De la même manière, sous l'apparence d'un documentaire pris sur le vif, chaque plan est soigneusement composé ; même pour ceux en voiture, une vitre craquelée et poussiéreuse ou la portière viennent systématiquement encadrer les visages et l'image qui défile. Pareillement, Kiarostami fait mentir l'environnement pour créer un espace irréel et symboliste. Tout particulièrement le fameux chemin qui zèbre la colline, visible dans les trois films, n'existait pas à l'origine et fut ratissé par les enfants du coin tandis que, pour la scène finale, l'arbre étant un peu défraichi, l'équipe l'a rapiécé avec quelques branches. Ce n'est donc pas un hasard si dans "Le vent nous emportera" le réalisateur rencontre un puisatier qui cite « Khosrow o Shirin » de Nizami dans lequel Fahrahd, sculpteur imaginaire des reliefs rupestres de Behistun, se voit obliger de creuser littéralement une route. Kiarostami sculpte la pellicule mais lui aussi le paysage.
La majorité de ses films proposent une épure aussi bien scénaristique qu'esthétique qui tend vers une poésie de l'abstraction.
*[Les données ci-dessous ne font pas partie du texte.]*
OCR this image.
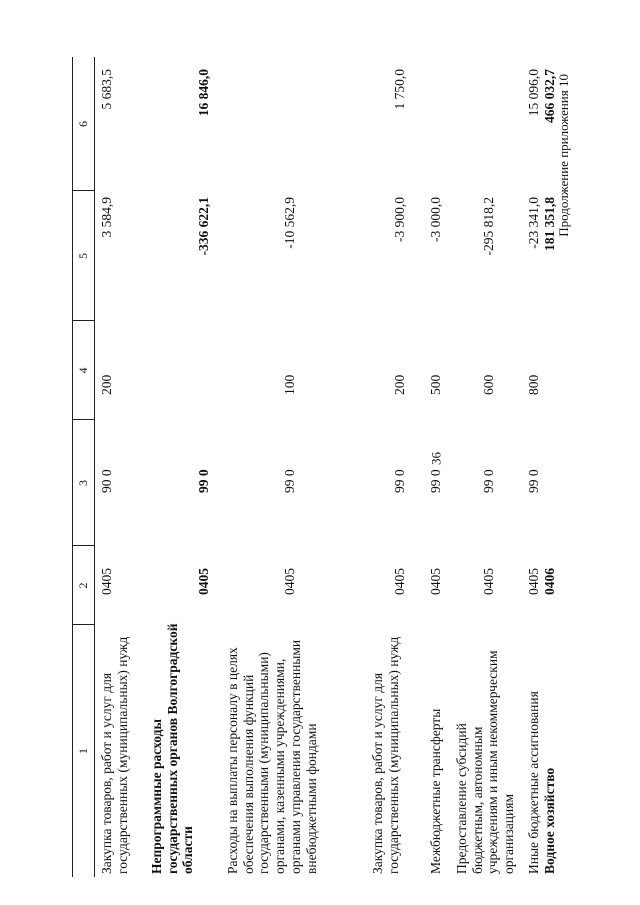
36
Продолжение приложения 10
1
2
3
4
5
6
Закупка товаров, работ и услуг для государственных (муниципальных) нужд
0405
90 0
200
3 584,9
5 683,5
Непрограммные расходы государственных органов Волгоградской области
0405
99 0
-336 622,1
16 846,0
Расходы на выплаты персоналу в целях обеспечения выполнения функций государственными (муниципальными) органами, казенными учреждениями, органами управления государственными внебюджетными фондами
0405
99 0
100
-10 562,9
Закупка товаров, работ и услуг для государственных (муниципальных) нужд
0405
99 0
200
-3 900,0
1 750,0
Межбюджетные трансферты
0405
99 0
500
-3 000,0
Предоставление субсидий бюджетным, автономным учреждениям и иным некоммерческим организациям
0405
99 0
600
-295 818,2
Иные бюджетные ассигнования
0405
99 0
800
-23 341,0
15 096,0
Водное хозяйство
0406
181 351,8
466 032,7
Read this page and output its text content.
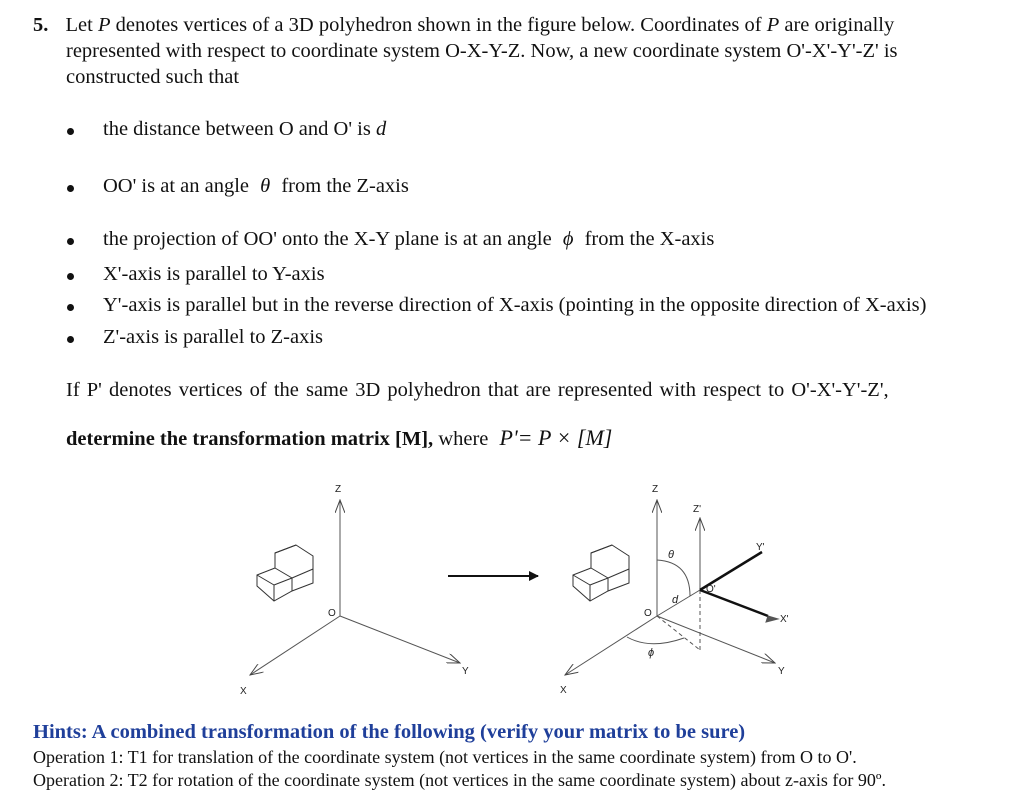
5. Let P denotes vertices of a 3D polyhedron shown in the figure below. Coordinates of P are originally
represented with respect to coordinate system O-X-Y-Z. Now, a new coordinate system O'-X'-Y'-Z' is
constructed such that
the distance between O and O' is d
OO' is at an angle θ from the Z-axis
the projection of OO' onto the X-Y plane is at an angle ϕ from the X-axis
X'-axis is parallel to Y-axis
Y'-axis is parallel but in the reverse direction of X-axis (pointing in the opposite direction of X-axis)
Z'-axis is parallel to Z-axis
If P' denotes vertices of the same 3D polyhedron that are represented with respect to O'-X'-Y'-Z',
determine the transformation matrix [M], where P'= P × [M]
Z
O
X
Y
Z
O
X
Y
θ
d
ϕ
Z'
Y'
X'
O'
Hints: A combined transformation of the following (verify your matrix to be sure)
Operation 1: T1 for translation of the coordinate system (not vertices in the same coordinate system) from O to O'.
Operation 2: T2 for rotation of the coordinate system (not vertices in the same coordinate system) about z-axis for 90º.
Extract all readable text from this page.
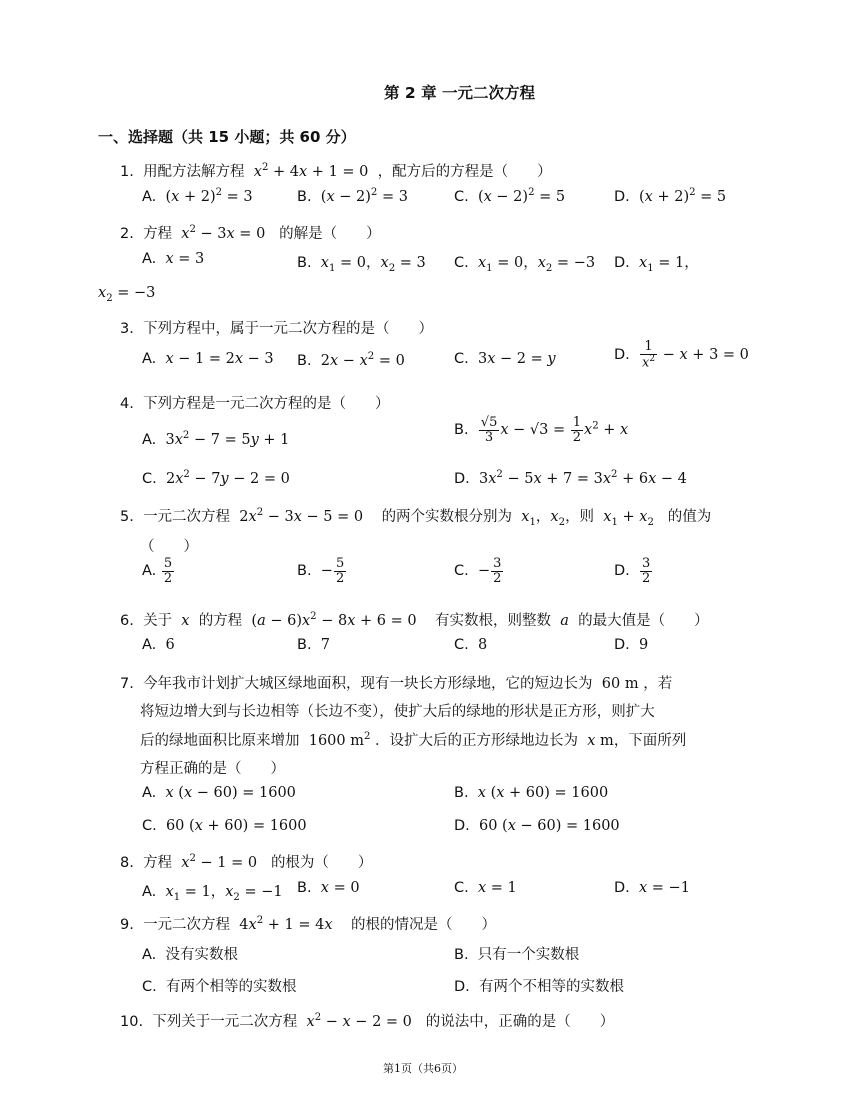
第 2 章 一元二次方程
一、选择题（共 15 小题；共 60 分）
1. 用配方法解方程 $x^2 + 4x + 1 = 0$ ，配方后的方程是（　　）
A. $(x + 2)^2 = 3$	B. $(x - 2)^2 = 3$	C. $(x - 2)^2 = 5$	D. $(x + 2)^2 = 5$
2. 方程 $x^2 - 3x = 0$ 的解是（　　）
A. x = 3	B. $x_1 = 0$，$x_2 = 3$ C. $x_1 = 0$，$x_2 = -3$ D. $x_1 = 1$，
$x_2 = -3$
3. 下列方程中，属于一元二次方程的是（　　）
A. x − 1 = 2x − 3 B. $2x - x^2 = 0$	C. 3x − 2 = y	D. $\frac{1}{x^2} - x + 3 = 0$
4. 下列方程是一元二次方程的是（　　）
A. $3x^2 - 7 = 5y + 1$
B. $\frac{√5}{3}$ $x - √3 = \frac{1}{2} x^2 + x$
C. $2x^2 - 7y - 2 = 0$	D. $3x^2 - 5x + 7 = 3x^2 + 6x - 4$
5. 一元二次方程 $2x^2 - 3x - 5 = 0$ 的两个实数根分别为 $x_1$，$x_2$，则 $x_1 + x_2$ 的值为
（　　）
A. $\frac{5}{2}$	B. − $\frac{5}{2}$	C. − $\frac{3}{2}$	D. $\frac{3}{2}$
6. 关于 x 的方程 $(a - 6)x^2 - 8x + 6 = 0$ 有实数根，则整数 a 的最大值是（　　）
A. 6	B. 7	C. 8	D. 9
7. 今年我市计划扩大城区绿地面积，现有一块长方形绿地，它的短边长为 60 m ，若
将短边增大到与长边相等（长边不变），使扩大后的绿地的形状是正方形，则扩大
后的绿地面积比原来增加 1600 $m^2$ ．设扩大后的正方形绿地边长为 x m，下面所列
方程正确的是（　　）
A. x (x − 60) = 1600	B. x (x + 60) = 1600
C. 60 (x + 60) = 1600	D. 60 (x − 60) = 1600
8. 方程 $x^2 - 1 = 0$ 的根为（　　）
A. $x_1 = 1$，$x_2 = -1$ B. x = 0	C. x = 1	D. x = −1
9. 一元二次方程 $4x^2 + 1 = 4x$ 的根的情况是（　　）
A. 没有实数根	B. 只有一个实数根
C. 有两个相等的实数根	D. 有两个不相等的实数根
10. 下列关于一元二次方程 $x^2 - x - 2 = 0$ 的说法中，正确的是（　　）
第1页（共6页）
La prégnance donnée aux lignes de force, droites ou courbes, naturelles ou artificielles, peut faire songer au travail similaire de Tarkovski avec le paysage russe et les éléments naturels. Dès lors, la Zone de Stalker et son océan d'herbe humide ne paraît pas si éloignée des collines tantôt verdoyantes, tantôt dorées de l'Iran et à son tour Kiarostami a sans nul doute inspiré son voisin turc Nuri Bulge Ceylan dans son goût pour le panorama et la mise en abyme dans le diptyque enchâssé "Kasaba - Nuages de Mai".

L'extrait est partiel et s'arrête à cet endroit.